Streghe (L'Ordine)
Christi Venter · Completato · 162.0k Parole
Introduzione
Magia, Spiriti, Angeli, Demoni, Famigli, Cacciatori di Streghe, Creature Mitiche, Regni, Dimensioni, Vite Passate e molto altro. Questo mondo ne è pieno.
La vivace Merianna è una giovane ragazza con una adorabile sorella gemella, Nelia. Tragicamente, devono trovare un modo per sopravvivere in un mondo che non avevano mai conosciuto prima. Un guaritore ribelle trova le due ragazze e le porta all'Ordine, un luogo pieno di magia, meraviglia, combattimenti, creature e persone stravaganti che sembrerebbero più a loro agio in manicomi piuttosto che in castelli interdimensionali per streghe.
Tra l'apprendimento di nuove abilità e il ritagliarsi un posto all'interno dell'Ordine, fili sinistri vengono tirati nell'ombra al di fuori del loro spazio protetto.
Le missioni e la curiosità di Merianna la portano sempre più vicina a segreti che sarebbe stato meglio non conoscere mai...
Capitolo 1
Merianna
"Corri!!!"
L'urlo di terrore di mia madre rimbombava nella piccola casa di legno e pietra. La casa che ora era schizzata del sangue di mio padre. Graffiata dentro e fuori da artigli inumani.
Guardavo da sotto il tavolo da pranzo, fissando con orrore attraverso la sottile tovaglia mentre mio padre veniva strappato dai suoi piedi dalla grande figura mostruosa e nera.
Mi aveva sbattuto contro un muro quando era entrato con velocità e ferocia inumana. Da lì ero caduta e poi strisciata sotto il tavolo dove ora ero congelata dal terrore.
Sangue caldo, quasi bollente, era spruzzato ovunque... le pareti, il pavimento, i mobili di legno, il mio viso e le mie mani... mentre mia madre urlava con la spada in mano e mio padre ululava di agonia mentre veniva fatto a pezzi.
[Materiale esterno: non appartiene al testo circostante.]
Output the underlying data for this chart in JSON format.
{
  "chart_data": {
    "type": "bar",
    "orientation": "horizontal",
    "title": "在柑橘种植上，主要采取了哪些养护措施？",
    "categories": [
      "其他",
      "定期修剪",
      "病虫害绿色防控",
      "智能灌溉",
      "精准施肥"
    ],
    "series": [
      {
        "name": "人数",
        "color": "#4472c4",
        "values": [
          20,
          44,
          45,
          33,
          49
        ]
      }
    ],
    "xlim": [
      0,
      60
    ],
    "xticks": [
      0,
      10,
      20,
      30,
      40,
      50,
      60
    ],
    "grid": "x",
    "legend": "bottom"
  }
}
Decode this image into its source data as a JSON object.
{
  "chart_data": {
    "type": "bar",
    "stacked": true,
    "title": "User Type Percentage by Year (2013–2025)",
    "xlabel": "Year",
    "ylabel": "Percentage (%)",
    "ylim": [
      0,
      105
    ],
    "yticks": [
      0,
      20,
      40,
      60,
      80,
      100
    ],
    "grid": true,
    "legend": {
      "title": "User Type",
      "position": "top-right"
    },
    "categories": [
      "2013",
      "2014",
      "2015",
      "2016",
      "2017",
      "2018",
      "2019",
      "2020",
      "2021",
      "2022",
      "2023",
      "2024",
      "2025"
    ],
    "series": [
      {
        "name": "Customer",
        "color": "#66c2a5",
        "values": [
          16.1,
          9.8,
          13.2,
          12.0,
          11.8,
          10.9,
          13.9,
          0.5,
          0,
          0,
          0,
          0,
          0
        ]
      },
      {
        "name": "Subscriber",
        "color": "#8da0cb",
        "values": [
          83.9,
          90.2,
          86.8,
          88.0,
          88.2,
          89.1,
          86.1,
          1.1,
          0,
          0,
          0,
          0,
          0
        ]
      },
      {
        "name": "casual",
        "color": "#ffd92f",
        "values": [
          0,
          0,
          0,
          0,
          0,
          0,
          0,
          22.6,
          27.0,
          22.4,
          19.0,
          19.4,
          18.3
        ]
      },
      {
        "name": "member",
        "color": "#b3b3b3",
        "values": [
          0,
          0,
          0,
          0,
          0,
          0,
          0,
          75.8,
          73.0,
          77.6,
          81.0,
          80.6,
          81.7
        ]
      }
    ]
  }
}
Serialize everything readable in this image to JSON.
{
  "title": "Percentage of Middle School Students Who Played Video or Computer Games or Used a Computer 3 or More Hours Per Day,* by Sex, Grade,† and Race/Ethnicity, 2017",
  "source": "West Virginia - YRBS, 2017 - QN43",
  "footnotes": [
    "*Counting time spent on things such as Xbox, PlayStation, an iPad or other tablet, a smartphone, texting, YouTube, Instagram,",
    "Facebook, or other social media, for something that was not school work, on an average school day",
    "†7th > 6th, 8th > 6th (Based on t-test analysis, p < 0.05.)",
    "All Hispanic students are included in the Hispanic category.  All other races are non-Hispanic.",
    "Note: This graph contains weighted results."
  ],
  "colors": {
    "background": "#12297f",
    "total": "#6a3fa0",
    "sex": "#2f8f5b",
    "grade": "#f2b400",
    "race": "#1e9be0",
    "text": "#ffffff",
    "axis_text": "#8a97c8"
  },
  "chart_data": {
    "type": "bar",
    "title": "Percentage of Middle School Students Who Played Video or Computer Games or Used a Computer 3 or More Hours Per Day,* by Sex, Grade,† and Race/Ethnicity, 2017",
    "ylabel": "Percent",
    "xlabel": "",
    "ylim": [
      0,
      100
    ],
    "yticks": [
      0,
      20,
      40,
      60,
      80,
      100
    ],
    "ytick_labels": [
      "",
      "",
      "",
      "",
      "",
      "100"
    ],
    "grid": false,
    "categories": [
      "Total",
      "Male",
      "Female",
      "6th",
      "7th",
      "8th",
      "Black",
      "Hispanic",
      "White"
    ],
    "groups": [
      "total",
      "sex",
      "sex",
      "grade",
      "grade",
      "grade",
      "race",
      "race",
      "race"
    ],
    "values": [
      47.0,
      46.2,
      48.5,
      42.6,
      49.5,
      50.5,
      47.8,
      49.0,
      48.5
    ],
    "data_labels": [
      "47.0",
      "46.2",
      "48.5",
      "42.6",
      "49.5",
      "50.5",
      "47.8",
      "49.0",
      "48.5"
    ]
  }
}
Tum. Tum. Il corpo di mio padre colpì il pavimento di legno, prima le gambe, poi la parte superiore del corpo mentre la creatura apriva la sua bocca inumana in un ringhio soddisfatto. Gli occhi di mio padre erano aperti, vitrei e fissavano dritto verso di me, il sangue gocciolava dalla sua bocca ancora urlante.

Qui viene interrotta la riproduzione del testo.